The Financial Action Task Force (FATF), an international organization dedicated to anti-money laundering measures, began undertaking an assessment at the Japanese government and financial institutions in Tokyo on October 28. It was reported that companies that operate cryptocurrency exchanges are also subject to evaluation, with the FATF conducting interviews at the Japanese government and approximately 20 financial institutions over the next three weeks. The results of the assessment will be made public in summer 2020.
The FATF will investigate banks, securities companies, and insurance companies to see whether they have sufficient measures in place to confirm customer identity, report transactions that may be money laundering, and prevent fraudulent remittances. Additionally, the organization will investigate cryptocurrency exchange operators as managers of new financial assets to see whether their measures are sufficient to deter exploitation of these assets by criminal organizations. This marks the first time that Japanese cryptocurrency exchange operators will be subject to an evaluation by the FATF.
A previous audit was conducted in Japan in 2008, however the entirety of financial institutions in Japan received a harsh assessment, requesting improvements for 25 out of the 49 audited items for anti-money laundering and counter-terrorism financing (10 items demonstrated insufficient countermeasures and 15 items demonstrated only partial implementation of countermeasures). In the past, only 5 countries out of the 23 that underwent assessment by the FATF assessments required strict monitoring with regular follow-ups: United Kingdom, Spain, Italy, Portugal, and Israel. However, this does not imply that the countermeasures at Japanese institutions are in an exemplary state.
The FATF’s Recommendations carry significant weight and apply to over 190 countries and regions around the world. Should Japan be assessed as a “high-risk” or “uncooperative” country by the FATF, financial institutions in other countries may apply closer scrutiny when working with Japan’s financial institutions, leading to delayed trade or avoiding deals with Japan altogether. The Japanese government may be undertaking this recent assessment to regain trust and dispel concerns in international trade matters.

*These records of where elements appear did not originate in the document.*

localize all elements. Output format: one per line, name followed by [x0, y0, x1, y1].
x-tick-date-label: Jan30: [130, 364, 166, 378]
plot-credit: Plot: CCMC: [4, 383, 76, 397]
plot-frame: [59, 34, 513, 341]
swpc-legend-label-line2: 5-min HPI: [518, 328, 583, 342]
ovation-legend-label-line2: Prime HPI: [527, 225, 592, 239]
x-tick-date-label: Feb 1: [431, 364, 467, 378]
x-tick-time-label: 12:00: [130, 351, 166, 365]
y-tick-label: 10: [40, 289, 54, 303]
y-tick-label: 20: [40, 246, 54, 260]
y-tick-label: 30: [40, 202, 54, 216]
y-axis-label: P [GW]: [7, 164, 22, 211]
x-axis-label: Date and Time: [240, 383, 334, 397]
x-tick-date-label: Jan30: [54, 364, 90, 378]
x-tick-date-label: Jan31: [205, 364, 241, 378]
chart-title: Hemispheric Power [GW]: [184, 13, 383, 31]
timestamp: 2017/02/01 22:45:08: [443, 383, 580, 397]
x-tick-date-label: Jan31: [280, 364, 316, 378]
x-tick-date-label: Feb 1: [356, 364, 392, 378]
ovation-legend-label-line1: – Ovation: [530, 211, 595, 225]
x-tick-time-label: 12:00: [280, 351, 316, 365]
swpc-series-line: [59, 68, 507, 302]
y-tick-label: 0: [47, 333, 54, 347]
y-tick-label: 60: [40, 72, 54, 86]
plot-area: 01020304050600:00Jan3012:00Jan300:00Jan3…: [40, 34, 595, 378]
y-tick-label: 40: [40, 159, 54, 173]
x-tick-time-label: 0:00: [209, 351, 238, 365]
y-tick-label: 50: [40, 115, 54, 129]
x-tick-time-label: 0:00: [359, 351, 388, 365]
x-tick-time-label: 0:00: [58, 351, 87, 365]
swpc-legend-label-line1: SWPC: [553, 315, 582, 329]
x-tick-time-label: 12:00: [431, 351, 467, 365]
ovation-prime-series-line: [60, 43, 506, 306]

Cryptocurrency service providers in Japan have already begun introducing a registration system for registering as an operator with the Financial Services Agency (FSA), however it is thought that the regulating agency will further evaluate the initiatives of cryptocurrency exchange operators in Japan and propose measures for improvement. There are 20 companies registered with the FSA as cryptocurrency exchange operators, but companies that are not under the umbrella of major listed corporations and thus do not have abundant capital or human resources are mixed among those registered. Going forward, it can be expected that the fate of these registered companies will be split between those with resources capable of addressing requested operational improvements and those unable to keep up.